Но и этот интересный разговор не поддержал Громов. Он лежал на спине и молчал. Валькин внезапно припал к краю щели.
— Громов, идут — закричал он пронзительно. — Идут, Громов, вставай!
И Громов встал. В дыму и пыли, поднятой рвущимися снарядами, двигались огромные, быстрые и осторожные, одновременно тяжёлые и поворотливые танки. Немцы решили прорубить путь пехоте.
Громов дышал шумно и быстро, жадным, острым взором разглядывал танки, шедшие развёрнутым строем из-за невысокого холма.
Я спрашивал его потом, что испытал он в первый миг своей встречи с танками, не было ли ему страшно.

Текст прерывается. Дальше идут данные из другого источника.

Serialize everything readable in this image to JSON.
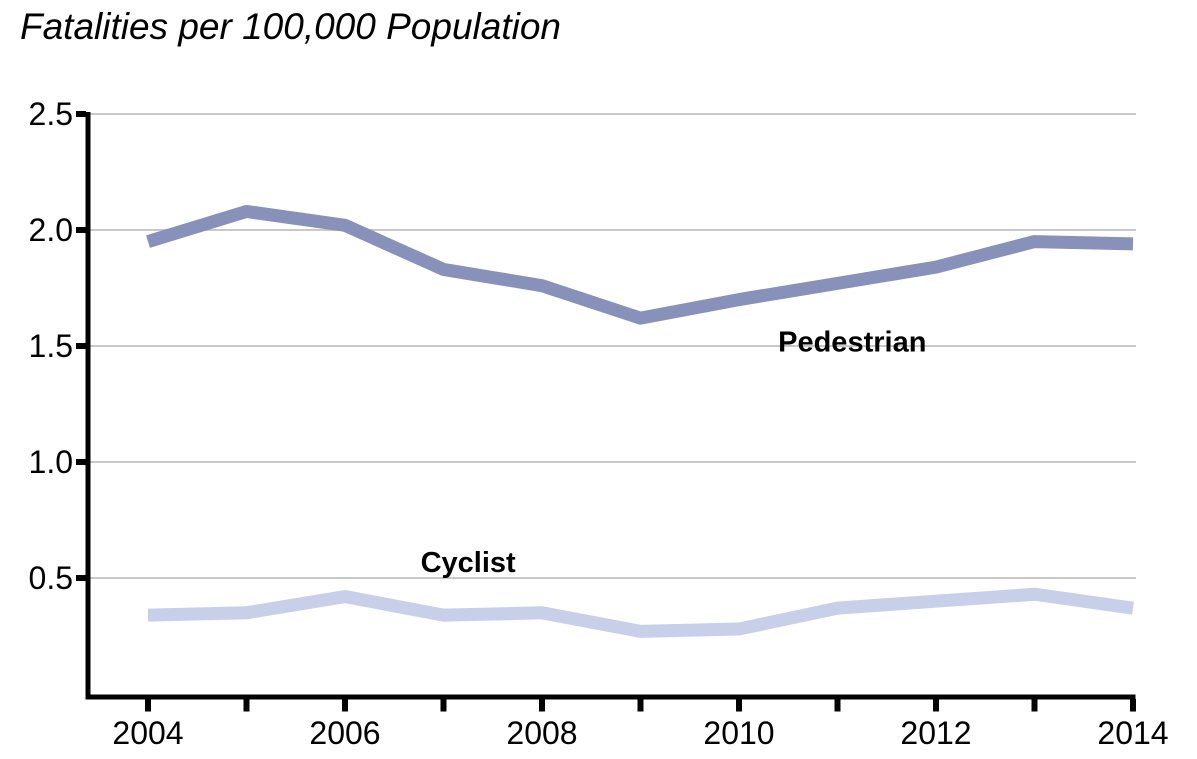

— Нет, какой там, не испугался, даже, наоборот, боялся, чтоб не свернули в сторону, — а так страху никакого… Пошли в мою сторону четыре танки. Я их близко подпустил — стал одну на прицел брать. А она идёт осторожно, словно нюхает. Ну, ничего, думаю, нюхай. Совсем близко, видать её совершенно. Ну, дал я по ней. Выстрел из ружья невозможный, громкий, и отдачи никакой, только легонько совсем толкнуло, меньше чем от винтовки. А звук прямо особенный, рот раскрываешь и всё равно глохнешь. И земля даже вздрагивает. Сила! — И он погладил гладкий ствол своего ружья. — Ну, промахнулся я, словом. Идут вперёд. Тут я второй раз прицелился. И так мне это весело, и зло берёт, и интересно, ну прямо в жизни так не было. Нет, думаю, не может быть, чтобы ты немца не осилил, а в сердце словно смеётся кто-то: «А вдруг не осилишь, а?» Ну, ладно. Дал по ней второй раз. И сразу вижу — попал, прямо дух занялся: огонь синий по броне прошёл, как искра, быстрый. И я сразу понял, что бронебойный снарядик мой внутрь вошёл и синее пламя это дал. И дымок поднялся. Закричали внутри немцы, так закричали, я в жизни такого крику не слышал, а потом сразу треск пошёл внутри, трещит, трещит. Это патроны рваться стали. А потом пламя вырвалось, прямо в небо ударило. Готов! Я по второй танке дал. И тут уж сразу, с первого выстрела, пламя синее на броне. Дымок пошёл. Потом крик. И огонь с дымом снова. Дух у меня возрадовался, и хвори никакой, сразу выздоровел. И гордо как-то себя чувствую. И так дух радуется, прямо не было со мной такого. Всему свету в глаза смотреть могу. Осилил я. А то ведь день и ночь меня мучило: неужели она меня сильней…
Разговаривали мы с Громовым в степной балке. Солнце уже село. Сумрак наполнил балку, неясно чернели длинные противотанковые ружья, прислонённые к стенке овражка, прорытого весенней водой, мерно посапывали, завернувшись в шинели, бронебойщики. Молча сидел подле Валькин, натягивал на мёрзнущие ноги полы шинели. Лицо его было тёмным от загара и сумерек, казалось мрачным.
— Ты бы закрылся шинелью, больной ведь человек, — сказал он.
— Э, чего там! — Громов махнул рукой.
Его взволновал рассказ о первой встрече с танками. Глаза его светились в полутьме, они были совсем светлыми, большими, зелёными, недобрыми.